GENS shares are down 11% since the group reported its 2Q results in Aug.
In an interview with Samsung Asean Equity Fund, the fund guides that given the recent wave of earnings downgrade, it could still be too early to buy into the stock, adding that GENS trades at a 20% premium to Singapore’s stock market, giving leeway for further downside.
The fund which has outperformed 96% of its peers over the last five years disclosed that it had sold GENS after its 2Q results, and would consider buying it back should its shares fall to around the $1.00 mark.
Separately, GENS expansion plans to develop a US$2.2b casino in South Korea's Jeju Island, has run into delays, pending review by the new local governor, which may take at least six months to a year.
Furthermore, the highly anticipated gaming venture in Japan is still a long way off with a host of licensing and regulatory hurdles (location, corporate structure, tax issue, social curbs) yet to be ironed out.
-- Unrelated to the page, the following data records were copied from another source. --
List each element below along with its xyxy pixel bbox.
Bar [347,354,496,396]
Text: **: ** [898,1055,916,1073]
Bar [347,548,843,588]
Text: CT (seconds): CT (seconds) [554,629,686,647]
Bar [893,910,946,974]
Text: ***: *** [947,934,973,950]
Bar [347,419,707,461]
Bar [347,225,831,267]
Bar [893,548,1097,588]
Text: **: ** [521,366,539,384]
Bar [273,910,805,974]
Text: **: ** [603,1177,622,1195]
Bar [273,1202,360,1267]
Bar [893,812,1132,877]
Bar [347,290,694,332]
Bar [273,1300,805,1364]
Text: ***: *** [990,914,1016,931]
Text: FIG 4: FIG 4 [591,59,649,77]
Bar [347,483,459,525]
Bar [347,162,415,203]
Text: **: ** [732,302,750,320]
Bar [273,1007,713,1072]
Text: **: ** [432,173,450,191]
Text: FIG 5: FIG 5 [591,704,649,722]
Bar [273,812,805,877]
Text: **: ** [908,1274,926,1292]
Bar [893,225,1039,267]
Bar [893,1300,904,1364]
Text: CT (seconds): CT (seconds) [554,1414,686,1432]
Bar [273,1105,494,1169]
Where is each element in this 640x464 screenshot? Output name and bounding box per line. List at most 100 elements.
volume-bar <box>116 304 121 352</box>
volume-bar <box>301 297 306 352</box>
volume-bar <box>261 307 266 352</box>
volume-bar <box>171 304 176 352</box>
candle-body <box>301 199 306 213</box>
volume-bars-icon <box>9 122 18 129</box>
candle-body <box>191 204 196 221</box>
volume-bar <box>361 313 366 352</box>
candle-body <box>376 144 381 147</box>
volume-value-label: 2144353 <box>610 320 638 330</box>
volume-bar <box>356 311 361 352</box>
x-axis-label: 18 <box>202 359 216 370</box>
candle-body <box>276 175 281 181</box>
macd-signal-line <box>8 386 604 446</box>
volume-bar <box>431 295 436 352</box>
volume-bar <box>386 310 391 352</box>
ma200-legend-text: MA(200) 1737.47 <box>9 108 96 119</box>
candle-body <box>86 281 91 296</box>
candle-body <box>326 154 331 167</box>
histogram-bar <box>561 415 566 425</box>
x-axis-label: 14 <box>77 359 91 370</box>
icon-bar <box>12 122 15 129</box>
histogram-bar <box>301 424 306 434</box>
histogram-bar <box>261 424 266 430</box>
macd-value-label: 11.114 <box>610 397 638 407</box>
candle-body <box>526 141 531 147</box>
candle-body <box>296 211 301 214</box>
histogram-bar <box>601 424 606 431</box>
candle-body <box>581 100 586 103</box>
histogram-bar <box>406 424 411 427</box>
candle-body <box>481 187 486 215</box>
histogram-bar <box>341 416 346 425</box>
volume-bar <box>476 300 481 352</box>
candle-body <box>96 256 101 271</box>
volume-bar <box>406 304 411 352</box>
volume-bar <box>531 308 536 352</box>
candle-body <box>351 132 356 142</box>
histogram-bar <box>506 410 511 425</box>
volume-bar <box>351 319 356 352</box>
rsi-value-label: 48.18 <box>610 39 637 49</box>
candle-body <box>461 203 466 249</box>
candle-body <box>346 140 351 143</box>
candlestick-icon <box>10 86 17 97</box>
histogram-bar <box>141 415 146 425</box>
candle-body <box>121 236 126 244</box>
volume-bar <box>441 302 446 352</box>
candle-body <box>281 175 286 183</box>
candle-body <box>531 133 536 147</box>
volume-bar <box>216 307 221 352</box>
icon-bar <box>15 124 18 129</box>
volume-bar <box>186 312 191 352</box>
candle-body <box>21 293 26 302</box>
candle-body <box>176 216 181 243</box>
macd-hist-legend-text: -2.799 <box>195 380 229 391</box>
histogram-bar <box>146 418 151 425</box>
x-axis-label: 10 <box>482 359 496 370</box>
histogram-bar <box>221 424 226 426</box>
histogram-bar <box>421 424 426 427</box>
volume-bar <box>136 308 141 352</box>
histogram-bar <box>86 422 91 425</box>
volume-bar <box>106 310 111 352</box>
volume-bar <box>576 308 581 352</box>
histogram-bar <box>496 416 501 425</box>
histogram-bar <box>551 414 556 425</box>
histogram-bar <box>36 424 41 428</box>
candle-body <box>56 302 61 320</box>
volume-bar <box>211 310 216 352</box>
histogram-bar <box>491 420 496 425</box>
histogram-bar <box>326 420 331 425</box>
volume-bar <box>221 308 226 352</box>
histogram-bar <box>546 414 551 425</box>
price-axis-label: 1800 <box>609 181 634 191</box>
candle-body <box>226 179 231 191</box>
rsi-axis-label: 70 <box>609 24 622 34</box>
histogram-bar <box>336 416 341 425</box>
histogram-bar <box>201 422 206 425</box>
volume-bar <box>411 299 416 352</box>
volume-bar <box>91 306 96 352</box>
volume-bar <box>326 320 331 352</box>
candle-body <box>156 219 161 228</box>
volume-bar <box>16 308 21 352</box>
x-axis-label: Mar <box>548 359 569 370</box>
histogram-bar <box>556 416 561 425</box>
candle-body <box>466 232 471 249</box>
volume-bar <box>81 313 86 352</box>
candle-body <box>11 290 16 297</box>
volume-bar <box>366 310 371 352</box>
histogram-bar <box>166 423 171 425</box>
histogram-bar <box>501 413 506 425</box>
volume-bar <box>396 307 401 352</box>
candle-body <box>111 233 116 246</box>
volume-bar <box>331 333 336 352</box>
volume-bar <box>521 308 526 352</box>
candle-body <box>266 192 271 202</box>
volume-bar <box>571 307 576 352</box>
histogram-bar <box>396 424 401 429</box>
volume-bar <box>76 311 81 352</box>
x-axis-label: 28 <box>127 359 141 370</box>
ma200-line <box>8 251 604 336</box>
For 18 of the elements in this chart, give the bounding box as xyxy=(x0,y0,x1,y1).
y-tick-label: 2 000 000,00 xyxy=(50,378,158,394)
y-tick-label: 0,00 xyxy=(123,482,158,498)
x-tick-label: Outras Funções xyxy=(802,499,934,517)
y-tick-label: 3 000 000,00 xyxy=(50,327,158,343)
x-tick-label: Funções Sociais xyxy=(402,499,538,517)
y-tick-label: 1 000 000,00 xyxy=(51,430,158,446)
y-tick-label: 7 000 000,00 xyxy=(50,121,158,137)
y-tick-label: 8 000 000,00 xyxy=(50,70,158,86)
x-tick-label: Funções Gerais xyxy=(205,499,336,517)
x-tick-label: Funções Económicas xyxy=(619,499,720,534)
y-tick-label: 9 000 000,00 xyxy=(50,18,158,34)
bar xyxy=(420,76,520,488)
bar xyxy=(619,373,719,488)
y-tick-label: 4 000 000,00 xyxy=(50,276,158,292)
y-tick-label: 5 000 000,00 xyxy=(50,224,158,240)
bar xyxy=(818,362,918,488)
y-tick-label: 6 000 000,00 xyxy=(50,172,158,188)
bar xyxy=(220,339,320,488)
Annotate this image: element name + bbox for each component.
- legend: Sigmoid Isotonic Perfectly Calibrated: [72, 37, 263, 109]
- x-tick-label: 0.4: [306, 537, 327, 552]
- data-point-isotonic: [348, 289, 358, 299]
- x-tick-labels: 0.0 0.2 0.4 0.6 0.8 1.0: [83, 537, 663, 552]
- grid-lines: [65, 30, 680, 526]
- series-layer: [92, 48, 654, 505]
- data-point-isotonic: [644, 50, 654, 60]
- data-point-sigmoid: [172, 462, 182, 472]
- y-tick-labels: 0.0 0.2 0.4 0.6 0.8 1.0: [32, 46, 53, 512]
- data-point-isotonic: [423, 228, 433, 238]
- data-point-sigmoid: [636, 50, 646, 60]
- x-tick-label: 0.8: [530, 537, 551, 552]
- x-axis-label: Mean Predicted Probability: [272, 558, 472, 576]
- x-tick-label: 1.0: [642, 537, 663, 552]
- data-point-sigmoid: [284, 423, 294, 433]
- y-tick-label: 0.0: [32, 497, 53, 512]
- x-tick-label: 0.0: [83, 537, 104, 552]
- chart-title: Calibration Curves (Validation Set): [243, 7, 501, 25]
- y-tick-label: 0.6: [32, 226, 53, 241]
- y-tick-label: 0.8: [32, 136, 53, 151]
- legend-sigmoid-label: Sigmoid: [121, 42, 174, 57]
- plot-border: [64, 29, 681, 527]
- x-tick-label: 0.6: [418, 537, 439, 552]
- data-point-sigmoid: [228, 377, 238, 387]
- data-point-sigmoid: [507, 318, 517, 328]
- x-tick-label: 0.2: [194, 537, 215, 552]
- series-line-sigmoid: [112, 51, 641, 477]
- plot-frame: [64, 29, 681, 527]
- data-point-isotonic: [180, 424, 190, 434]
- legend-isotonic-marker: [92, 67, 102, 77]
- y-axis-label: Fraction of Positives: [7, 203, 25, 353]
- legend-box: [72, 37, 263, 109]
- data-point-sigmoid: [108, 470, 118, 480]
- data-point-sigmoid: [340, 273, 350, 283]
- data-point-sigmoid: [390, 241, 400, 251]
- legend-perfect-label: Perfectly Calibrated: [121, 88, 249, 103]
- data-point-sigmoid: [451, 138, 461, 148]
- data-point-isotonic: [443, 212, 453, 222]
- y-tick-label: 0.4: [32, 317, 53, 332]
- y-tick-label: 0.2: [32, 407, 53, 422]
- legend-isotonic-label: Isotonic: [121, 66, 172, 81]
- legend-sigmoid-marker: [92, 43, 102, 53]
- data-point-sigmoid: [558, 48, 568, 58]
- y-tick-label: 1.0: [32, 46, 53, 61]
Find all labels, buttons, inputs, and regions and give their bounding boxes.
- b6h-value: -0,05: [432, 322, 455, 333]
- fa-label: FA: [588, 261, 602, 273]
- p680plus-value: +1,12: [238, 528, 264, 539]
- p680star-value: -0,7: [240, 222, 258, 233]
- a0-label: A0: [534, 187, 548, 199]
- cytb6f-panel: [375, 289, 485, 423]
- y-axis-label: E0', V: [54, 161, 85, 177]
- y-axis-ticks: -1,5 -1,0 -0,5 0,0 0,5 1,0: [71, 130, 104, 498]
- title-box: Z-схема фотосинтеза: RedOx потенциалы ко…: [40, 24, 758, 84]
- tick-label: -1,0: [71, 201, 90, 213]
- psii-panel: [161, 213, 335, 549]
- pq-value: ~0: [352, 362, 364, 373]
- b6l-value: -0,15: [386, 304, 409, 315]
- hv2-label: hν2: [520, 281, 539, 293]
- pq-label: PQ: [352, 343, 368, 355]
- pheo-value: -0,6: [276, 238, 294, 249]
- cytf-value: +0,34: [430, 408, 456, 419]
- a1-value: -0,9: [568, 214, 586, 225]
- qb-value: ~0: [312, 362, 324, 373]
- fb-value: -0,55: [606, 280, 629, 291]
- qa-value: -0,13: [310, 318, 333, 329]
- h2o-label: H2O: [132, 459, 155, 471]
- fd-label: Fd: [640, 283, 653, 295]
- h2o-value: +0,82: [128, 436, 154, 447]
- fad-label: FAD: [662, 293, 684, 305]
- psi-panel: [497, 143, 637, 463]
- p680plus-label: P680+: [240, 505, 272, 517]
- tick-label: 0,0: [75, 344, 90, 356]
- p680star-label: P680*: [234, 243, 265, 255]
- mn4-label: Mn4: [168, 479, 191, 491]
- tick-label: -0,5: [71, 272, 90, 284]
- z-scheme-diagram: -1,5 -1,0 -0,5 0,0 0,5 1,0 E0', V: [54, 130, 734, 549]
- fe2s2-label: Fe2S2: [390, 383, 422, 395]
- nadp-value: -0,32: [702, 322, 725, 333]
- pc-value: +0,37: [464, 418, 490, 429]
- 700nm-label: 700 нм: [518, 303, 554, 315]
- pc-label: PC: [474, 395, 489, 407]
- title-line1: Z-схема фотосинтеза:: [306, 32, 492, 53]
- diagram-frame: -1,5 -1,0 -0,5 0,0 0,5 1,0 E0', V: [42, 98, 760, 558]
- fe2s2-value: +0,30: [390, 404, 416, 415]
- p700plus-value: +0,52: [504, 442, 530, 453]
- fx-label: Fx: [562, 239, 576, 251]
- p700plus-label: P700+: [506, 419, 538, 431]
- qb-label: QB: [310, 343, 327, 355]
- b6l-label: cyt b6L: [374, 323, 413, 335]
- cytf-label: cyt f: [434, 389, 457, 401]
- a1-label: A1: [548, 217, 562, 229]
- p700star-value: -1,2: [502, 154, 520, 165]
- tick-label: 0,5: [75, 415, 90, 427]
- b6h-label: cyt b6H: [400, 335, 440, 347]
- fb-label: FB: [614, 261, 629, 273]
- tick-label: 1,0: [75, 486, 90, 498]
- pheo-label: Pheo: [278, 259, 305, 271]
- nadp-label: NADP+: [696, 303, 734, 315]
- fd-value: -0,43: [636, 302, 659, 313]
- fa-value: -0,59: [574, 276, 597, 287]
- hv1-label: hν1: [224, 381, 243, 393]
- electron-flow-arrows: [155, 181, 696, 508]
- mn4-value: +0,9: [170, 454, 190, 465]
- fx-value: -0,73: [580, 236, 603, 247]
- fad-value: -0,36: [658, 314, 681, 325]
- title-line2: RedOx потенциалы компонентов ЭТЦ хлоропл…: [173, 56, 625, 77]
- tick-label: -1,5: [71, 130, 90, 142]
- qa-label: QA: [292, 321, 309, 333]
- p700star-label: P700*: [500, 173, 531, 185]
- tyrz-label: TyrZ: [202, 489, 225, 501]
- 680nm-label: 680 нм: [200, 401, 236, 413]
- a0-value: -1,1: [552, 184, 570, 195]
Even if GENS manages to obtain the gaming license against the other big boys, operations are expected to only commence in 2020 at the earliest.
Going forward, Maybank-KE expects the next few quarters to remain weak, particularly if GENS cuts back on credit to Chinese VIPs, and ends up ceding volume share to Marina Bay Sands.
Overall, the street has 13 Buy, 7 Hold and 3 sell rating on GENS with a consensus TP of $1.42.